The Python package within NextClone divides reads into several FASTA files, which can be increased from the default two as needed through the n_chunks parameter.

Each FASTA file then undergoes a mapping process against a reference list of clonal barcode sequences using Flexiplex running on multiple threads. Each mapping task is submitted as an individual job to the HPC scheduler, allowing all the tasks to be processed simultaneously as resources permit.

Do not specify too large number for n_chunks parameter as you risk overloading the HPC system. Generally a number around 20 is reasonable.

It is also important to bear in mind that if you have multiple samples, by default, the n_chunks is applicable to every sample. For instance, if you have 10 samples and specify n_chunks as 20, you will end up with 10*20 = 200 mapping jobs.

Parameters

These are all the default parameters used by NextClone.
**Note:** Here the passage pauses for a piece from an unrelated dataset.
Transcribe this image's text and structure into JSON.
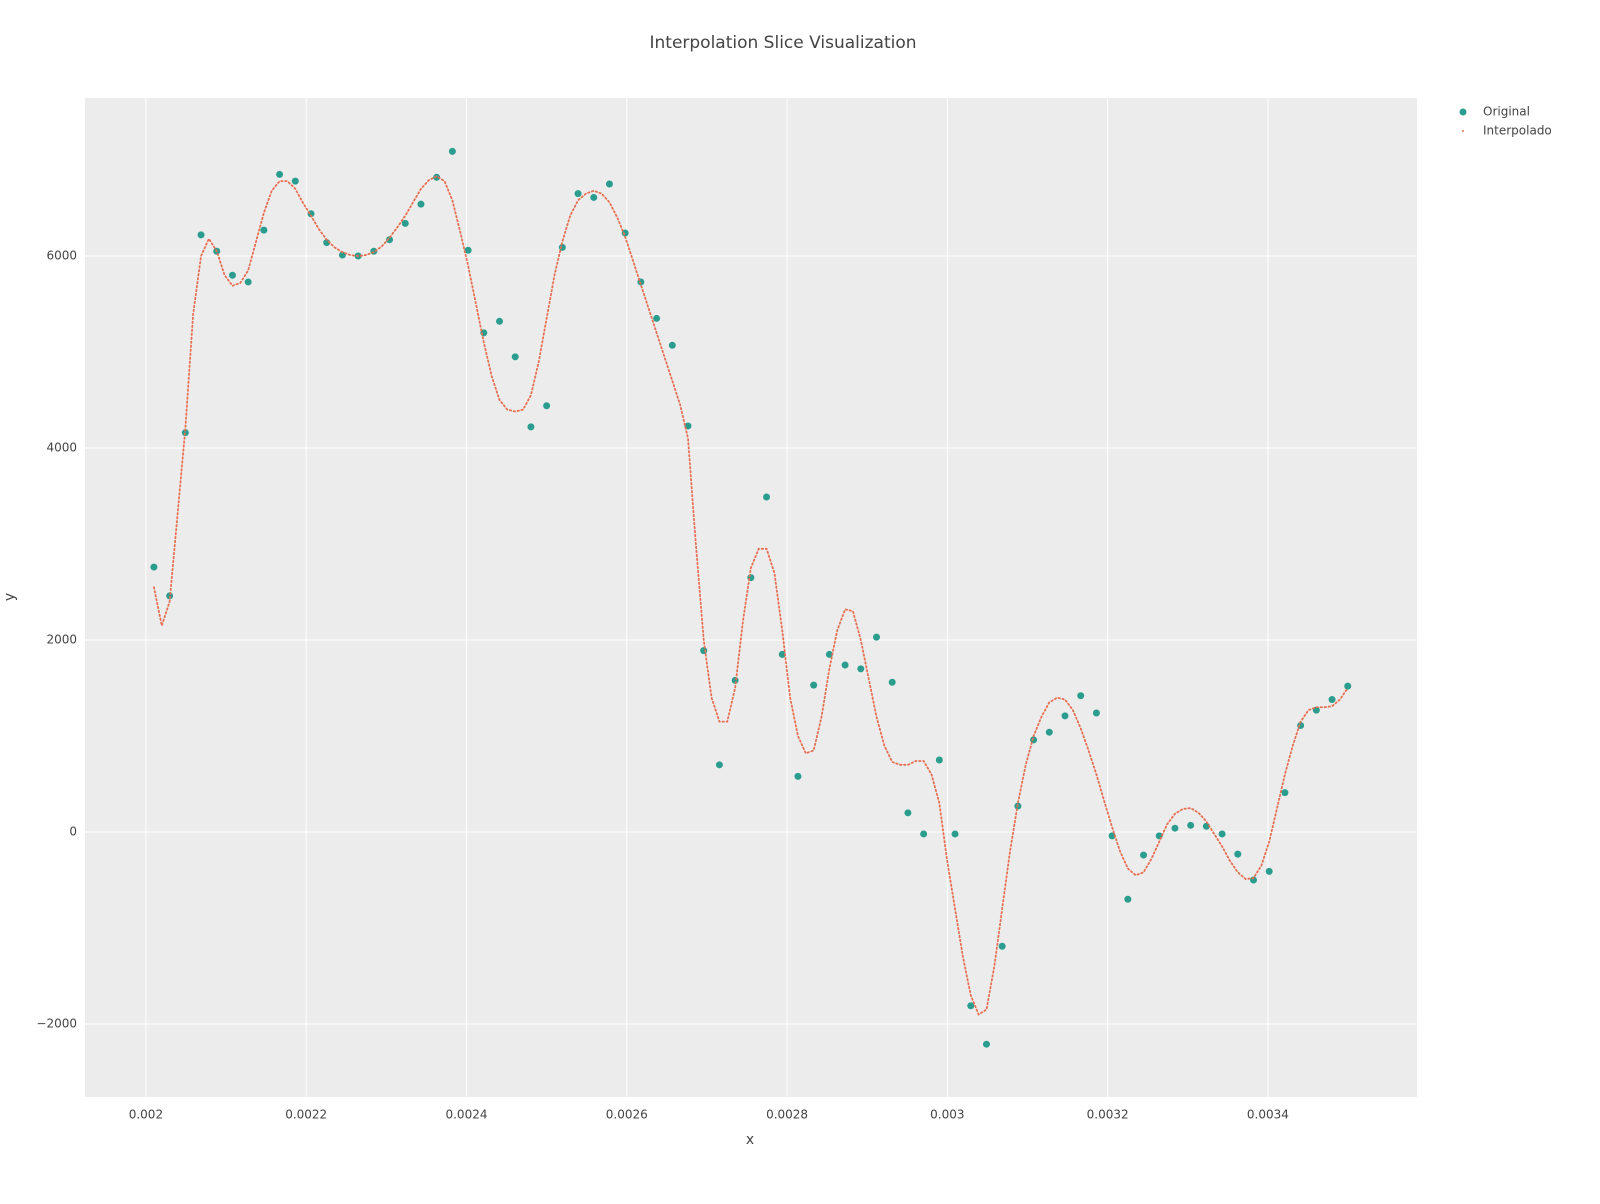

They are all in the nextflow.config file.

You can change the value of any of these to suit your needs.

publish_dir_mode = 'copy'

mode = "DNAseq"

// generic
publish_dir = "${projectDir}/output"
clone_barcodes_reference = "${projectDir}/data/known_barcodes_subset.txt"
barcode_edit_distance = 2
n_chunks = 2
barcode_length = 20
// mapping may need long time, so use either long_mapping or regular_mapping
mapping_process_profile = "regular_mapping"


// for DNA-seq data
dnaseq_fastq_files = "${projectDir}/data/dnaseq_fastq_files"
fastp_percent_bases_unqualified = 20
fastp_phred_for_qualified_reads = 30

// for clonmapper single cell data
// change me if required
scrnaseq_bam_files = "${projectDir}/data/scrnaseq_bam_files"
phred_thres = 30
adapter_edit_distance = 6
adapter_5prime_clonmapper = "ATCTTGTGGAAAGGACGAAACACCG"
adapter_3prime_clonmapper = "GTTTCAGAGCTATGCTGGAAACAGC"

Explanation:

Setting up conda environment

NextClone relies on the following Python packages installed in a conda environment to work:

If you are running NextClone for the very first time, it will attempt to create a conda environment and install the packages listed above. For this to happen, you will need to make sure that conda is installed in the system.

If you are using slurm, you can load the conda module up by using module load miniconda3/latest. If this does not work, best contact the team that manages the HPC system to help you out.

In the future, this will be replaced with a singularity container.